With this new decision of the Supreme Court, it has once again become clear that the landlord is the real owner of a house. The Supreme Court has said a big thing while giving advice to the people living on rent. Let us know in detail in the news below.


The Supreme Court refused to give relief to a tenant who was reluctant to vacate the house, saying that those whose houses are made of glass, do not pelt stones at others.

With this decision of the Supreme Court, it has once again become clear that the landlord is the real owner of a house. No matter how many days a tenant stays in a house, he should not forget that he is only a tenant and not the owner of the house.

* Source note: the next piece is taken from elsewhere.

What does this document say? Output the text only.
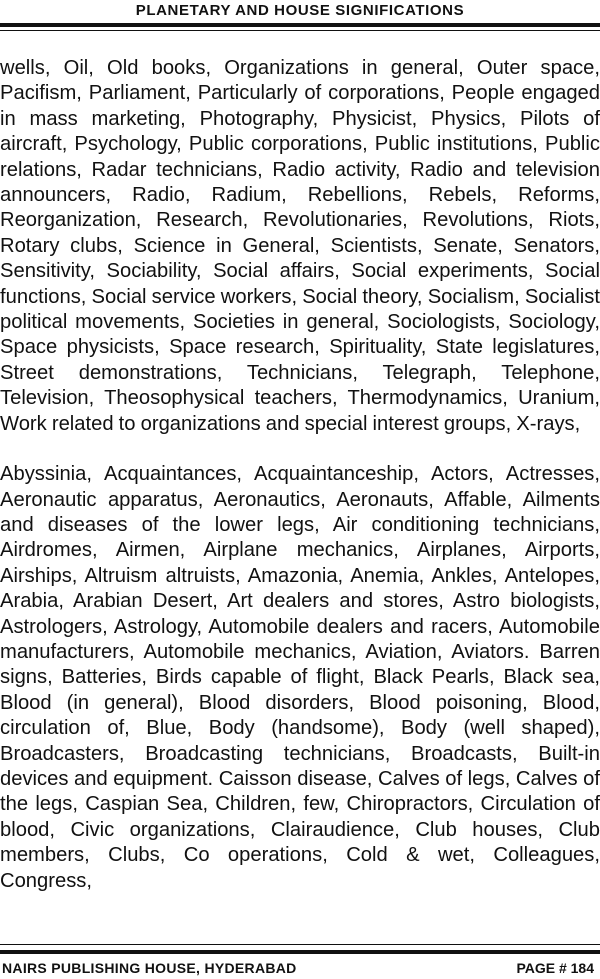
PLANETARY AND HOUSE SIGNIFICATIONS

wells, Oil, Old books, Organizations in general, Outer space, Pacifism, Parliament, Particularly of corporations, People engaged in mass marketing, Photography, Physicist, Physics, Pilots of aircraft, Psychology, Public corporations, Public institutions, Public relations, Radar technicians, Radio activity, Radio and television announcers, Radio, Radium, Rebellions, Rebels, Reforms, Reorganization, Research, Revolutionaries, Revolutions, Riots, Rotary clubs, Science in General, Scientists, Senate, Senators, Sensitivity, Sociability, Social affairs, Social experiments, Social functions, Social service workers, Social theory, Socialism, Socialist political movements, Societies in general, Sociologists, Sociology, Space physicists, Space research, Spirituality, State legislatures, Street demonstrations, Technicians, Telegraph, Telephone, Television, Theosophysical teachers, Thermodynamics, Uranium, Work related to organizations and special interest groups, X-rays,

Abyssinia, Acquaintances, Acquaintanceship, Actors, Actresses, Aeronautic apparatus, Aeronautics, Aeronauts, Affable, Ailments and diseases of the lower legs, Air conditioning technicians, Airdromes, Airmen, Airplane mechanics, Airplanes, Airports, Airships, Altruism altruists, Amazonia, Anemia, Ankles, Antelopes, Arabia, Arabian Desert, Art dealers and stores, Astro biologists, Astrologers, Astrology, Automobile dealers and racers, Automobile manufacturers, Automobile mechanics, Aviation, Aviators. Barren signs, Batteries, Birds capable of flight, Black Pearls, Black sea, Blood (in general), Blood disorders, Blood poisoning, Blood, circulation of, Blue, Body (handsome), Body (well shaped), Broadcasters, Broadcasting technicians, Broadcasts, Built-in devices and equipment. Caisson disease, Calves of legs, Calves of the legs, Caspian Sea, Children, few, Chiropractors, Circulation of blood, Civic organizations, Clairaudience, Club houses, Club members, Clubs, Co operations, Cold & wet, Colleagues, Congress,

NAIRS PUBLISHING HOUSE, HYDERABAD	PAGE # 184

While hearing the case, a three-member bench headed by Justice Rohington F. Nariman refused to give any relief to the tenant Dinesh and ordered that he would have to vacate the premises. Along with this, the court also issued orders to pay the outstanding rent to the tenant Dinesh at the earliest.


Tenant’s lawyer Dushyant Parashar told the bench that he should be given time to deposit the outstanding rent amount. On this, the court flatly refused to give extension to the tenant. The court said that the way you have harassed the landlord in this matter, after that the court cannot give any kind of relief. You will also have to vacate the premises and pay the rent immediately.

In fact, the tenant had not paid the rent to the landlord for almost three years, nor was he in favor of vacating the shop. Eventually the shop owner approached the court. The lower court had asked the tenant not only to pay the outstanding rent but also to vacate the shop within two months. Along with this, it was also asked to pay rent of 35 thousand per month from the filing of the suit till the vacation of the premises. Even after this, the tenant did not obey the order of the court.

In January last year, the Madhya Pradesh High Court had given four months time to the tenant to deposit about nine lakh rupees, but the tenant did not comply with that order as well. After this, the tenant reached the Supreme Court, from where orders were issued to vacate the shop immediately, rejecting his petition.